Review from the Newbury Weekly News.
From the writers of When Harry Met Sally
A scrapbook of women's stories entertains The Mill at Sonning
Love, Loss and What I Wore, at The Mill at Sonning, until Saturday September 26
You might think a show with this title had been written by the late Ernie Wise but no, the famous Ephron Sisters, Nora and Delia, wrote it and it became a big hit in New York in 2009.
The sisters took the memoir of Ilene Beckerman, working on the theory that 'if you ask women about their clothes, they tell you about their lives'. So they came up with this fascinating collection of sketches, what they wrote.
The Ephron sisters, you may recall, were famous for writing the screenplay of the film When Harry Met Sally with its evergreen scene of the fake orgasm in a restaurant.
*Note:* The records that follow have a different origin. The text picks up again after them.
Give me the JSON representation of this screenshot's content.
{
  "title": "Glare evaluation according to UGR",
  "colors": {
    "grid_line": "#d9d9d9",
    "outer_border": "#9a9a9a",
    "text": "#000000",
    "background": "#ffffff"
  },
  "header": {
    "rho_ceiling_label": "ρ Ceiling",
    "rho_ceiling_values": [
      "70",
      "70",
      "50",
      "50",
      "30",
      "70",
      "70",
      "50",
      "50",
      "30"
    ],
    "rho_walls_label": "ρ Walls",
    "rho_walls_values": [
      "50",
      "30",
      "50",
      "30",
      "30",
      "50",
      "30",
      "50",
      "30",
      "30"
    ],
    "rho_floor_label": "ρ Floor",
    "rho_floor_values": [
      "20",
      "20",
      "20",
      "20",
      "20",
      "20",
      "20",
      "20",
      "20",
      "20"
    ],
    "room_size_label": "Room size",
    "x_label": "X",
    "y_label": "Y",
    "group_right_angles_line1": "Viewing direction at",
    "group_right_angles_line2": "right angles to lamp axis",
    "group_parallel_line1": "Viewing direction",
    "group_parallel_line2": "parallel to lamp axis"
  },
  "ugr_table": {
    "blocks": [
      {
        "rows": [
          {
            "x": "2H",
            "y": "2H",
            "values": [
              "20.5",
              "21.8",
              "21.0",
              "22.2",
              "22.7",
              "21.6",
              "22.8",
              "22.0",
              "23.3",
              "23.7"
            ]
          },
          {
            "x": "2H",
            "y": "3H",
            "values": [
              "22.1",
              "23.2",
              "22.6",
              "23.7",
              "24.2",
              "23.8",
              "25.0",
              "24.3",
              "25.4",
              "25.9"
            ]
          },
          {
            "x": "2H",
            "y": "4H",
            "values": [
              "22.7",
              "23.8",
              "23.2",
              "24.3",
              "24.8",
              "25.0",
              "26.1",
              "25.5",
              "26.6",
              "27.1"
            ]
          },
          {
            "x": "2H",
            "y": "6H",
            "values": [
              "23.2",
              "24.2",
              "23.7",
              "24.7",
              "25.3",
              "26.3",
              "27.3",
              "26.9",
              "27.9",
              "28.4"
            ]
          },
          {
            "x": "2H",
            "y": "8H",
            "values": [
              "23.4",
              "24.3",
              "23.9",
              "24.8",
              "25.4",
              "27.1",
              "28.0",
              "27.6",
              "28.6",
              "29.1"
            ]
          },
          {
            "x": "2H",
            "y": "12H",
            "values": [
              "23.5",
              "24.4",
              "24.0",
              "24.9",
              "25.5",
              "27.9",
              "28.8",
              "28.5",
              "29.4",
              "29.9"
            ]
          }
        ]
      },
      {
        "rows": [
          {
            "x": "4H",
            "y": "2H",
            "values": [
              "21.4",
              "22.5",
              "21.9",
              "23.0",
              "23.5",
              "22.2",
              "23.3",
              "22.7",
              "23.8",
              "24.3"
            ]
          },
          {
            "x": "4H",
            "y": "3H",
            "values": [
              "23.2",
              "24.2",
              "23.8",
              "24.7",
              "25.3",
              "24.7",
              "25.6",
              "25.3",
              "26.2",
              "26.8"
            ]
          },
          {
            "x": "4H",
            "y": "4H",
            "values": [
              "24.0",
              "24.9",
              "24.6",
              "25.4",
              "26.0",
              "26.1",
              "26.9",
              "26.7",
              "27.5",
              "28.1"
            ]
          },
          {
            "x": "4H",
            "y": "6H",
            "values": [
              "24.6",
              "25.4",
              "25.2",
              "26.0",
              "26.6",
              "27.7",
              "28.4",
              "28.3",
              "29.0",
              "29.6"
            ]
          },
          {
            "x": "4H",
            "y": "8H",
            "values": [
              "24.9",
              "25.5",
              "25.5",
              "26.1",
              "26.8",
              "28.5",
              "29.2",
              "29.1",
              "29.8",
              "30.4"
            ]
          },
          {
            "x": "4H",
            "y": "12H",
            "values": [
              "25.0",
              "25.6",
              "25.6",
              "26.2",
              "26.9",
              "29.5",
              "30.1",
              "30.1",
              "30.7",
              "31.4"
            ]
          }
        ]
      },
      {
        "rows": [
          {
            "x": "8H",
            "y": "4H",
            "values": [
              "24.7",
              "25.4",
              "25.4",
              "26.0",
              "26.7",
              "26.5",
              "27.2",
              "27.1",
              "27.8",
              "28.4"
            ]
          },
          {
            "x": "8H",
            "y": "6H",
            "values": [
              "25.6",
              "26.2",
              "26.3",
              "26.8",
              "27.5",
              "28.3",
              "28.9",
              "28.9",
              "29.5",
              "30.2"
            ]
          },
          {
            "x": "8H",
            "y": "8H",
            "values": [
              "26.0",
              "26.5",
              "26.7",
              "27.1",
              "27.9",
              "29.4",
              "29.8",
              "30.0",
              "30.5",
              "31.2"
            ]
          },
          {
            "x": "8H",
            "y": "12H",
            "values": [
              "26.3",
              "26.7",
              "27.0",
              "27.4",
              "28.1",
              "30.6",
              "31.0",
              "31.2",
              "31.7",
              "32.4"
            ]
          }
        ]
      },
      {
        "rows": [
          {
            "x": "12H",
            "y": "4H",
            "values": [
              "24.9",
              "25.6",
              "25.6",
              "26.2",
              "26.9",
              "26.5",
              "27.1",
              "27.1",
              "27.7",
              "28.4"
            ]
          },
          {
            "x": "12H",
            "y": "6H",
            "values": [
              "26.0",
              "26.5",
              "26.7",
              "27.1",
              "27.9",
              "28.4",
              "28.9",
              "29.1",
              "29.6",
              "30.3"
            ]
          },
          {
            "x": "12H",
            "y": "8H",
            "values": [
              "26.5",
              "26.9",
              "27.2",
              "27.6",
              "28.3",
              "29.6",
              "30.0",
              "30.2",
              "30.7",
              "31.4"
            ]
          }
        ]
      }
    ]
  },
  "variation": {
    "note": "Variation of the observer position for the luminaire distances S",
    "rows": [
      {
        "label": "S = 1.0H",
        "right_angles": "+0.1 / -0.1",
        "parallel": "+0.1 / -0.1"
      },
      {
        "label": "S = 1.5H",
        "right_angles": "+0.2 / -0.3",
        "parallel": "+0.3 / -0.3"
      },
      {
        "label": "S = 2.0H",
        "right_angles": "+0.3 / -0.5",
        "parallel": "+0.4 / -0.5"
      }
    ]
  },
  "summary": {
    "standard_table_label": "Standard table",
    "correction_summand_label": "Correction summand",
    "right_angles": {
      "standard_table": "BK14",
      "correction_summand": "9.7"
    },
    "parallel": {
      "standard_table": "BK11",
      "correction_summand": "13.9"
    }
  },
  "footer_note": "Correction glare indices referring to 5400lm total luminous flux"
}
You know, the one where the woman at the next table famously says "I'll have what she's having"? Think of that sequence and you get a good idea of where this show is going. This is the UK premiere and the tales of fashion disasters, love affairs gone wrong, dress colours, shoe types, prom dresses, traumatic lighting in fitting rooms, short skirts, bras sizes and such will have every woman in the audience smiling and nodding agreement and men either saying 'Yes, I know all about that' or 'Well, I never would have thought…'
The show has some winning performances – from Rula Lenska, coy but acid-tongued, and in particular Louise Jameson, who combines just the right amount, of warmth, pathos, anger and humility into her character Rachel Fielding is mostly vulnerable but a fighter, so too is Sarah Lawrie and Cleo Sylvestre will ring bells for many women as she loves high heels, looks great in them but 'they hurt my feet so'.
The show starts innocuously enough, with Louise lamenting her mother's choice of dress for her at 13 years old, but towards the end, Sarah's heartfelt tale of disaster when only the colour of her bright red dress avoids total humiliation, will likely strike a few chords of recognition. Maybe she should have dipped deeper into that handbag containing tissues, lip balm, biscuit crumbs and disintegrating tampons.
Director Sarah Berger along with Eileen Diss, designer and Jane Kidd, costume designer complete an almost all female cast and crew. Matt Smee's sound and projection design for the screen images was crucial though in terms of timing. You needed him girls.